WASHINGTON – Attorney general nominee William Barr said that, if confirmed, he would lead the Justice Department independent of political considerations.
“If confirmed, I will serve with the same independence I did in 1991. At that time when President [George H.W.] Bush chose me, he sought no promises and asked only that his attorney general act with professionalism and integrity,” Barr told the Senate Judiciary Committee during his confirmation hearing on Tuesday.
He added: “Likewise, President [Donald] Trump has sought no assurances, promises, or commitments from me of any kind, either express or implied, and I have not given him any, other than that I would run the department with professionalism and integrity.”
Barr has come under fire due to a Wall Street Journal report from last December related to an unsolicited memo he sent the Department of Justice last summer.

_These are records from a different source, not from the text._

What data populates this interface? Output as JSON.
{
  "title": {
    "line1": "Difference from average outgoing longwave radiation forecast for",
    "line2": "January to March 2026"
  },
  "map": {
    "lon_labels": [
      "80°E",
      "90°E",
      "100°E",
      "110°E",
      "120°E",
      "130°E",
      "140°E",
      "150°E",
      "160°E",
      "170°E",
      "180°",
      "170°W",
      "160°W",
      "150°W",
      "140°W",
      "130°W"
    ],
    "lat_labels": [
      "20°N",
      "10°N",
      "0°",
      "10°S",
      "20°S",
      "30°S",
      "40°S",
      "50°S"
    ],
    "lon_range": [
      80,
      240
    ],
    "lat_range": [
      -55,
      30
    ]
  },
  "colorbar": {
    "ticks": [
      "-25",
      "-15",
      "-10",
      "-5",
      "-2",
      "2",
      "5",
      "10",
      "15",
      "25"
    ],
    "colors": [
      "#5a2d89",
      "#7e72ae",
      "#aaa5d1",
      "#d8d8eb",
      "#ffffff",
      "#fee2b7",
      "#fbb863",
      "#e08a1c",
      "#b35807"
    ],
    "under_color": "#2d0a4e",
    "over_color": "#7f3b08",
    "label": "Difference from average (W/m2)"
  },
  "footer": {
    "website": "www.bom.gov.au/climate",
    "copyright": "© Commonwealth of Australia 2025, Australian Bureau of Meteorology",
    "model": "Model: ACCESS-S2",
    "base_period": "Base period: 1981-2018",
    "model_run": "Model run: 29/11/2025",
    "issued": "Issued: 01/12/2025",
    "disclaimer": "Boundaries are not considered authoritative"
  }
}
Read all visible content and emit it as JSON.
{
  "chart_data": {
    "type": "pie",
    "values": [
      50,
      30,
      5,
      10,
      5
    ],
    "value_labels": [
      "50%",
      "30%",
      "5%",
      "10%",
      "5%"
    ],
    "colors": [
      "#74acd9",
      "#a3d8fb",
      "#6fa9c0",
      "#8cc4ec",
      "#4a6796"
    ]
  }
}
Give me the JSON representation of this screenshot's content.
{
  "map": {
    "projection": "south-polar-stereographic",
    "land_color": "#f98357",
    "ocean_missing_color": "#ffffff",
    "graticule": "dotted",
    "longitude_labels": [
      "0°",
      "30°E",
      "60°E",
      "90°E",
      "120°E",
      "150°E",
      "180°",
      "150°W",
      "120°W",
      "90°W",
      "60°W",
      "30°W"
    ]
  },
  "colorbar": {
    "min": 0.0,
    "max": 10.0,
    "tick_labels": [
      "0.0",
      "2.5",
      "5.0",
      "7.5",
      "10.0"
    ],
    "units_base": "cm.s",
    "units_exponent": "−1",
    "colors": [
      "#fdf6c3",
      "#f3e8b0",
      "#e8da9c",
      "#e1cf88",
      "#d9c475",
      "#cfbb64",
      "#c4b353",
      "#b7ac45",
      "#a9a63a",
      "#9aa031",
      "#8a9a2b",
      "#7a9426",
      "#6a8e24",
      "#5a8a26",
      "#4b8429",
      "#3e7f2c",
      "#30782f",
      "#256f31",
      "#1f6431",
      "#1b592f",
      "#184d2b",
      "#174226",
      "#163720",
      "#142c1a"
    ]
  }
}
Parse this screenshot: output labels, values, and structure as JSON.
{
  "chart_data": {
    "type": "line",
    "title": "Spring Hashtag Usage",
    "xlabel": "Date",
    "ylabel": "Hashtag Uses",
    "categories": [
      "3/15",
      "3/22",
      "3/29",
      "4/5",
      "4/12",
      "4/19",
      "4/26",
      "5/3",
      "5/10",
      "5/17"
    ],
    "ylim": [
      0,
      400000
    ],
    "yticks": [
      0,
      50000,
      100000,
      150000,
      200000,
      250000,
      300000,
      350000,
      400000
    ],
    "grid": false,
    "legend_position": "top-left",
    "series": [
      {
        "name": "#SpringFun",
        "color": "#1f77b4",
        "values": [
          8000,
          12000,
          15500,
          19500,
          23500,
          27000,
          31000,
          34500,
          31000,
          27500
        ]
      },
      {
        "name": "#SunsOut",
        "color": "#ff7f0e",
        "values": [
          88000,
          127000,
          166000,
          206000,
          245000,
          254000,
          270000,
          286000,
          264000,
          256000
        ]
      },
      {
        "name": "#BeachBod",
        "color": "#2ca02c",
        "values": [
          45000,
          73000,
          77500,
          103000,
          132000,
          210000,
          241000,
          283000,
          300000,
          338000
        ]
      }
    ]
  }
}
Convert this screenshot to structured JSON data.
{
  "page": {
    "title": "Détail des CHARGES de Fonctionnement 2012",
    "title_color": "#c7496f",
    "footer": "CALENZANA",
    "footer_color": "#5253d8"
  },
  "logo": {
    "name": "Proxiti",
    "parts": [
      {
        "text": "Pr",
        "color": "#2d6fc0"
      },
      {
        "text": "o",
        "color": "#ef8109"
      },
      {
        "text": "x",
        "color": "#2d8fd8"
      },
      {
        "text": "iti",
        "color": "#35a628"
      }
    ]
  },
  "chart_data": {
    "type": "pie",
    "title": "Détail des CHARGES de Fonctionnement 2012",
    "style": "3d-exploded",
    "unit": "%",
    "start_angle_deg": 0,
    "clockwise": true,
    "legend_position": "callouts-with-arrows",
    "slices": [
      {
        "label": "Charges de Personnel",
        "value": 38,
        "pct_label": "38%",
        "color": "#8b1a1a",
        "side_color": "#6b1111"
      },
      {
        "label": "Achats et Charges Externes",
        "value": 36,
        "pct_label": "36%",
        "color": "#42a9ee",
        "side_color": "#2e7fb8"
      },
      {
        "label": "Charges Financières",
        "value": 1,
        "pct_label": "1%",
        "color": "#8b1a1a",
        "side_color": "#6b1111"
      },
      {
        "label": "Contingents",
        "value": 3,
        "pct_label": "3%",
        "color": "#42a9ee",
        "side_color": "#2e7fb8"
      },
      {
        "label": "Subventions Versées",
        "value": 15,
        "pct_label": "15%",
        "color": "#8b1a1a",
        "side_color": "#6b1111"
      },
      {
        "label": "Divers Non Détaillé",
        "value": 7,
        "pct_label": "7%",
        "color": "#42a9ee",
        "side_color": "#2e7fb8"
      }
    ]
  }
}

In the memo Barr questioned the merits of Special Counsel Robert S. Mueller III’s investigation and expressed what many believe to be unconventional views about the limits of executive power.
Barr downplayed the significance of the memo, saying that it offered informal guidance and that such practice is common among former high-ranking DoJ officials.
Sen. Patrick Leahy (D-Vt.) asked Barr if the president could issue a pardon to a subordinate so as to prevent the disclosure of incriminating information.
“No. That would be a crime,” Barr replied.